Results: Breathing effort, estimated by PE[cdot]RR, was significantly lower with A/C than SIMV during PLV (A/C vs IMV, p=0.06). a/A was significantly better with A/C than either IMV or SIMV. Ve and MAP increased during A/C. RR was significantly less in AC vs SIMV, and trended lower in A/C vs IMV (p=0.07). Vt was always more consistent during A/C.
Mode a/A Ve MAP RR
IMV 0.27±0.11 0.78±0.11 6.8±0.3 112±16
SIMV 0.26±0.02 0.75±0.13 6.7±0.3 114±16
A/C 0.35±0.03* 0.98±0.13* 10.7±0.7* 77±10**
Mode PE[cdot]RR V of Vt
IMV 49.7±13 54±10%
SIMV 46.8±10.9 72±12%
A/C 13.7±5.1** 11±2%*
*p < 0.05 A/C vs IMV, SIMV; **p < 0.05 A/C vs SIMV.

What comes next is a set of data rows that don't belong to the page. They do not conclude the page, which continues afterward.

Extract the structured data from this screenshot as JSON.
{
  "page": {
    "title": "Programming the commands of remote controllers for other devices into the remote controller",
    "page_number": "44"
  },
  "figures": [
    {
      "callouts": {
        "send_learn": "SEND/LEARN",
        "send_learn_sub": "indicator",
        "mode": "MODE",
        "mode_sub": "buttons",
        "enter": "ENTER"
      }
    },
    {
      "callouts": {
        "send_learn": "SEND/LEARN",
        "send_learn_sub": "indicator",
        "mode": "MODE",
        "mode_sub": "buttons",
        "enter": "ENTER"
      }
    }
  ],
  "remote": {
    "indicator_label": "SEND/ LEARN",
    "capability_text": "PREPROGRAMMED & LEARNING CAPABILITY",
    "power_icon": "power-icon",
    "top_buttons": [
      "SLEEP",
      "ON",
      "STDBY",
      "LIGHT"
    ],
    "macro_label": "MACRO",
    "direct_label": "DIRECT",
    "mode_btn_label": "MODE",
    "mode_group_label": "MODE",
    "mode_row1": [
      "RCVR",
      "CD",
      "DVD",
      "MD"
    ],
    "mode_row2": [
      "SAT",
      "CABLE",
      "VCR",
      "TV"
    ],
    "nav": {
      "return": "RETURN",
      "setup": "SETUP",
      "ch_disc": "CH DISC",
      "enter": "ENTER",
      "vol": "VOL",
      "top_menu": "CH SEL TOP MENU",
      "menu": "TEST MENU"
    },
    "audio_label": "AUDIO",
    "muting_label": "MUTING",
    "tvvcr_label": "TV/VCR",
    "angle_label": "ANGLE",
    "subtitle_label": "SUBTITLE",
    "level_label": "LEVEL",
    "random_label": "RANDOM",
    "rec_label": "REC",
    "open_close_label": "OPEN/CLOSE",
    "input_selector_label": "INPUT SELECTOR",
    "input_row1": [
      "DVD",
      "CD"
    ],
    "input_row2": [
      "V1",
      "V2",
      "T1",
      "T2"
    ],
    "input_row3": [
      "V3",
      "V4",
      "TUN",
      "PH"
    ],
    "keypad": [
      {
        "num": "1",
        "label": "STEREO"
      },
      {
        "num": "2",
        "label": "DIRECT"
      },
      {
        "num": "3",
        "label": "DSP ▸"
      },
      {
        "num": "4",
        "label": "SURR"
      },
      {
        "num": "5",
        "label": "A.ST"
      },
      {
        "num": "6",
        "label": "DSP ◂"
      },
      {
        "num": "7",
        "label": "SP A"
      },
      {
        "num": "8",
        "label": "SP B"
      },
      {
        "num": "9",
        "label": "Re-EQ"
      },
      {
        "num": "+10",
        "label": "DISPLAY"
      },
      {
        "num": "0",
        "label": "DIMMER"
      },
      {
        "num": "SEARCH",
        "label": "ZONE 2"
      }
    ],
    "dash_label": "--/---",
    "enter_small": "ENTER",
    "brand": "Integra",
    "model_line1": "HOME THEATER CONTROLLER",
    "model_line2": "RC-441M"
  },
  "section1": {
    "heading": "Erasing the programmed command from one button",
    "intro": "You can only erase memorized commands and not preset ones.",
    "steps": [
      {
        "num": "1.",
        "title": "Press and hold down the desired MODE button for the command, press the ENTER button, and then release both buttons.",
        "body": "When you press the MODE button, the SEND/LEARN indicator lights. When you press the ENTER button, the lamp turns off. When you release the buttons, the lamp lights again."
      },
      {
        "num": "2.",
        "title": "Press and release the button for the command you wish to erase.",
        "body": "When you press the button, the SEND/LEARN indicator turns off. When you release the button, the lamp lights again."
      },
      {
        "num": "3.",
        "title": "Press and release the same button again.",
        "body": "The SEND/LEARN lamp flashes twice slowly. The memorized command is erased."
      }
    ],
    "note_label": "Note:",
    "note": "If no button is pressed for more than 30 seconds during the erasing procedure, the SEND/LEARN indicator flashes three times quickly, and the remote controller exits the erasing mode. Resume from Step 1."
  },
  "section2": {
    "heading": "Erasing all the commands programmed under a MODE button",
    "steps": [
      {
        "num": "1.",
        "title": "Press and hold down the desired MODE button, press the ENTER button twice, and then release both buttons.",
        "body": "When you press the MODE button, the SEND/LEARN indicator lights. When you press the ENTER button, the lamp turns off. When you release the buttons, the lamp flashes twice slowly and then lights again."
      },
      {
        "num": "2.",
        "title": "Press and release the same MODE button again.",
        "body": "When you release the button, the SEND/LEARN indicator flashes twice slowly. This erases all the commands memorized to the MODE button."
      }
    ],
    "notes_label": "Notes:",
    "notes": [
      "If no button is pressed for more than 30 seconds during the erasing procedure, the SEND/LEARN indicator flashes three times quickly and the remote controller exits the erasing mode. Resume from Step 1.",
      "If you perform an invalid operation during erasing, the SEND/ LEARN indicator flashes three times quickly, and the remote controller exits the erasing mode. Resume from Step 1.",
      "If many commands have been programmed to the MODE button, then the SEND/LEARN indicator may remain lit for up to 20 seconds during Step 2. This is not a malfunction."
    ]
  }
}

Conclusion: In spontaneously breathing animals, fully-synchronized PLV using A/C mode required the least breathing effort, increased Ve and a/A at the lowest RR and least variable Vt. These data suggest physiologic benefit from A/C during PLV in nonparalyzed subject.
The 44th International Respiratory Congress Abstracts-On-Disk®, November 7 - 10, 1998, Atlanta, Georgia.